En ce mercredi 14 décembre, le président nigérien Mahamadou
Issoufou, 59 ans, de passage en France, reçoit dans un salon de la
"résidence d'Etat" du Niger, une coquette villa nichée dans une avenue
paisible de La Celle-Saint-Cloud (Yvelines).
Elu à la magistrature
suprême en mars dernier, après trois vaines tentatives, cet ingénieur
des Mines et mathématicien, formé notamment à Montpellier, Paris-VI et
Saint-Etienne, n'a rien d'un novice en politique. Socialiste de coeur,
il fut tour à tour, dans les années 1990, Premier ministre, puis
président de l'Assemblée nationale. Impact de la révolution libyenne, terrorisme,
gel des investissements d'Areva, crise alimentaire dans le Sahel: pour
LExpress.fr, l'ex-opposant adoubé par les urnes détaille ses analyses.
Très tôt, vous avez mis en garde contre
l'effet déstabilisateur, pour la région, du soulèvement fatal à Mouammar
Kadhafi.
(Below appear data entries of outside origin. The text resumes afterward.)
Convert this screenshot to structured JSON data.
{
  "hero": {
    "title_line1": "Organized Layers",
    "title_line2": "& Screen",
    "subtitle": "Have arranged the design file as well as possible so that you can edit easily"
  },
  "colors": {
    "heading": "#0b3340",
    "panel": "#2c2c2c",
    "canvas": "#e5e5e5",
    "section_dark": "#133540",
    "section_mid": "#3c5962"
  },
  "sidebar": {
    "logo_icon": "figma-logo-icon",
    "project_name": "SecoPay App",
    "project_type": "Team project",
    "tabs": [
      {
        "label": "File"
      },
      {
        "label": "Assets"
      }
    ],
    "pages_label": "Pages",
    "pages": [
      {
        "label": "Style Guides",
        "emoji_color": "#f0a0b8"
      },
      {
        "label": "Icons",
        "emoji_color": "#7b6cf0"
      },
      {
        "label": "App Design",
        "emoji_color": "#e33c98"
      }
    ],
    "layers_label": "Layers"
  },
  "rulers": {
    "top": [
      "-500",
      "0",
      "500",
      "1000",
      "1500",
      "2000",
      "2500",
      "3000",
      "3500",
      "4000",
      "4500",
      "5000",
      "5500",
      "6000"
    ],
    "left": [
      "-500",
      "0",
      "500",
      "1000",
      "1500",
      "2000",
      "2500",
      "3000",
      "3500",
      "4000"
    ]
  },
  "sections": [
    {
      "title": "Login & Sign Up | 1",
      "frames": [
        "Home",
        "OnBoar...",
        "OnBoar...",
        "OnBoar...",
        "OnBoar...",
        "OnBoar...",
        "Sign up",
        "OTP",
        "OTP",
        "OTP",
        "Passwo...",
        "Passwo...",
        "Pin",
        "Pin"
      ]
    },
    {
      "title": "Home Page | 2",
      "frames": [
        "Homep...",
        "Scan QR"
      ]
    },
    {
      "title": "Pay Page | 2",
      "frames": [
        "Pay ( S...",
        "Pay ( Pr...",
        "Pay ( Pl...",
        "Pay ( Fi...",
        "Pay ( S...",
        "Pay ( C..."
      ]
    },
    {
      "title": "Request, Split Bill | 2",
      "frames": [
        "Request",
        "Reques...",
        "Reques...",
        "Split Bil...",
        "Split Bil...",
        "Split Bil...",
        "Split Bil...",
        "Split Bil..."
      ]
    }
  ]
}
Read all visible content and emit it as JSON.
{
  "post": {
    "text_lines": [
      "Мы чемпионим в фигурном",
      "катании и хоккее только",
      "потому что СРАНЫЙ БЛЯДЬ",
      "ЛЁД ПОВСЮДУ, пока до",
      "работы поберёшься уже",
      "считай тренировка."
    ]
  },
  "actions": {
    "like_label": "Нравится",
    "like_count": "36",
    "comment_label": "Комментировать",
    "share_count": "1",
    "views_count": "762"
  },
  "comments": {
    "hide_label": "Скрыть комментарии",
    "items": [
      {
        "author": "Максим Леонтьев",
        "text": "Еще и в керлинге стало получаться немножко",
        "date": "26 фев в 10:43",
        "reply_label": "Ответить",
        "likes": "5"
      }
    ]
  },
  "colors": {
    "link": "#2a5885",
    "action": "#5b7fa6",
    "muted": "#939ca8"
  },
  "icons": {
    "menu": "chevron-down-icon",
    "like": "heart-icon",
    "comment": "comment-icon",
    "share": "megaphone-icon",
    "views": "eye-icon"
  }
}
Les faits ont il validé votre diagnostic ?
Le pire n'est
jamais sûr. Il est vrai que le déclenchement de la révolution libyenne
avait suscité chez nous beaucoup d'inquiétude quant à ses effets
collatéraux sur le Sahel en général et le Niger en particulier. Il y a
eu des conséquences sécuritaires, économiques et sociales. Sur le plan
sécuritaire, le pillage des dépôts d'armes en Libye a engendré un
phénomène de dissémination dans toute la zone sahélo-saharienne ; d'où
les accrochages récents entre l'armée nigérienne et des bandits armés et
autres trafiquants. S'agissant de l'économie, il existait des relations
très fortes entre le Niger et la Libye, relations interrompues tout
comme les investissements libyens dans le domaine des infrastructures,
tel le chantier, aujourd'hui arrêté, de cette longue route allant sur
1100 km de la frontière à Agadez. Par ailleurs, le rapatriement de
260000 travailleurs nigériens a stoppé l'envoi d'argent aux parents
restés au pays. Ce qui bien sûr grève les revenus de ces familles.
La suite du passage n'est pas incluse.